In this part of the Perl Tutorial we are going to talk about Unicode issues in Perl.

Unicode aspires to cover all known human, and even fictional scripts, from the Egyptian hieroglyphs all the way to all modern languages. Even non-human languages like the fictional language of the Star-Trek "Klingon" empire are represented, although this one not officially.

This article is an introduction, presenting a few important facts about Unicode, including the issue of encoding.

Further parts will show how you can have Unicode strings in expressions, how to deal with Unicode in regular expressions, and how to collate, search and compare Unicode text.

A few facts about Unicode

Remember ASCII? One page and you knew all about it! But all it could represent was the English alphabet. Then every country standardized its own script, usually taking advantage of the numerical range of 128 to 255. All these were in general mutually exclusive. One could not have unique-to-Spanish and unique-to-German characters in the same document.

Enter Unicode!

We have binary codes for each and every conceivable character in each and every conceivable language on earth (and beyond...)

It should be noted that Unicode Specifies "Scripts", as opposed to "Languages". For example, Chinese, Japanese and Korean share the same script. There are 100 scripts as of v. 6.2 (Sep. 2012).

Numbers, punctuation, graphical symbols, mathematical symbols, musical symbols, technical symbols, dingbats, arrows, braille patterns and more are also assigned codes.

Binary representations of Unicode characters and other text entities are referred to as "Code-Points". Code-points range from U+00’0000 to U+10’FFFF, please note the designation format.

Diacritics

A big Unicode issue, one that might not be familiar to native English speakers, is diacritics.
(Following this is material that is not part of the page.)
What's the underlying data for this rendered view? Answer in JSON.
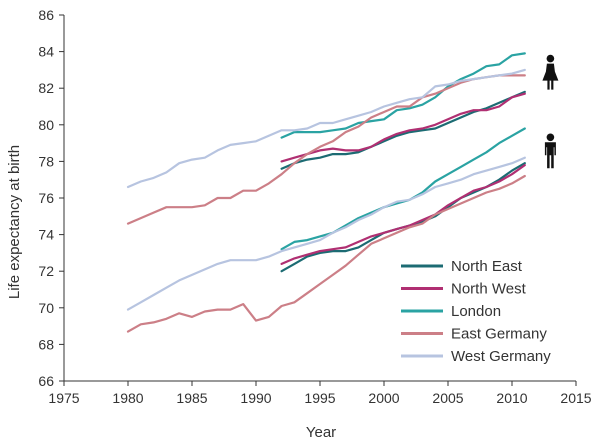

In addition to "naked" characters such as the Latin alphabet, Unicode code-points also represent all those pesky signs such as the French "acute", the German "umlaut", as well as the Hebrew punctuation and the vocalization of the Bible signs. Diacritics are superimposed "on top" of the base character after which they appear. They can be rendered above, below, to the left or to the right of it. Some can even overlay it, see for example Unicode's Combining Diacritical Marks. Multiple diacritics to the same direction are stacked in the order of appearance. Arabic and Hebrew are replete with such.

In order to be backward compatible as much as possible, Unicode also supports "equivalents", such as an equivalents combination of a "naked" character and a diacritic that looks like and can be replaced in some circumstances, by a fully-formed character. For example, the ANGSTROM SIGN which is a common Nordic character, has a fully-formed Å, code-point U+00C5 (but also another fully-formed one, code-point U+212B). It can be represented also as a two code-points composite: a bare Latin A (code-point U+0041) plus a ̊ diacritic, code-point U+030A.

Ligatures

Ligatures are also supported, as well as their equivalents. As an example, code point U+FB03, can for some application such as "collating" (kind of sorting, explained in further parts) be replaced by a string of simple characters, in this case the three characters 'ffi'.

Unicode supports the notion of a "paragraph". Paragraph breaking, line-breaking (i.e. one that does break a line but doesn’t terminate a logical paragraph), special non-characters such as zero-width non-breaking space and others are also defined.

Bi-directional text

But it is not only characters, symbols, diacritics and paragraphs. Unicode also specifies rendering, namely providing composing rules to render a string of base characters and their added diacritics as mentioned above on a two-dimensional medium in its proper reading direction.

An example of reading direction support is for Bi-Directional (Bi-Di) text. In Arabic and Hebrew text (which are Right-to-Left), one often encounters embedded numerals, Latin text and other opposite reading direction scripts. The support includes code-points that explicitly marks Left-to-Right (LTR) and Right-to-Left (RTL) strings, and where one is embedded within the other. But it also classifies some character code-points as either "inherently RTL" e.g. Arabic, "inherently LTR" e.g. Latin, or "neutral", e.g. numerals, hyphens and asterisks. Then the Bi-Di algorithm specifies rules as to how to compose a string of text, even in the absence of explicit LTR/RTL marks.

Columns

Unicode also supports other kinds of text reading directions marks: columns of text going from Top-to-bottom or bottom-up where the columns may go either from left-to-right or right-to-left. It even supports "Boustrophedon" (literally, Greek for "ox turning") reading. In this reading sequence, when in one row the reading direction is LTR, in the next row it is RTL. Early Greek and Egyptian hieroglyphs used it.

Encodings

"Encoding" means how are Unicode "code-points" represented as binary strings in files and I/O: text files, Internet pages, software source code (hence variables storing strings in it), text streams coming from or going to OS "pipes", etc. It does not, repeat, does not necessarily apply to an internal representation in memory such as in Perl!

Current encodings are only UTF-8, UTF-16 and UTF-32. Older, deprecated encodings are UCS-2, UCS-4, UTF-1 and UTF-7. Nowadays however you will seldom encounter anything other then UTF-8 encoded files and HTML pages where Unicode is used.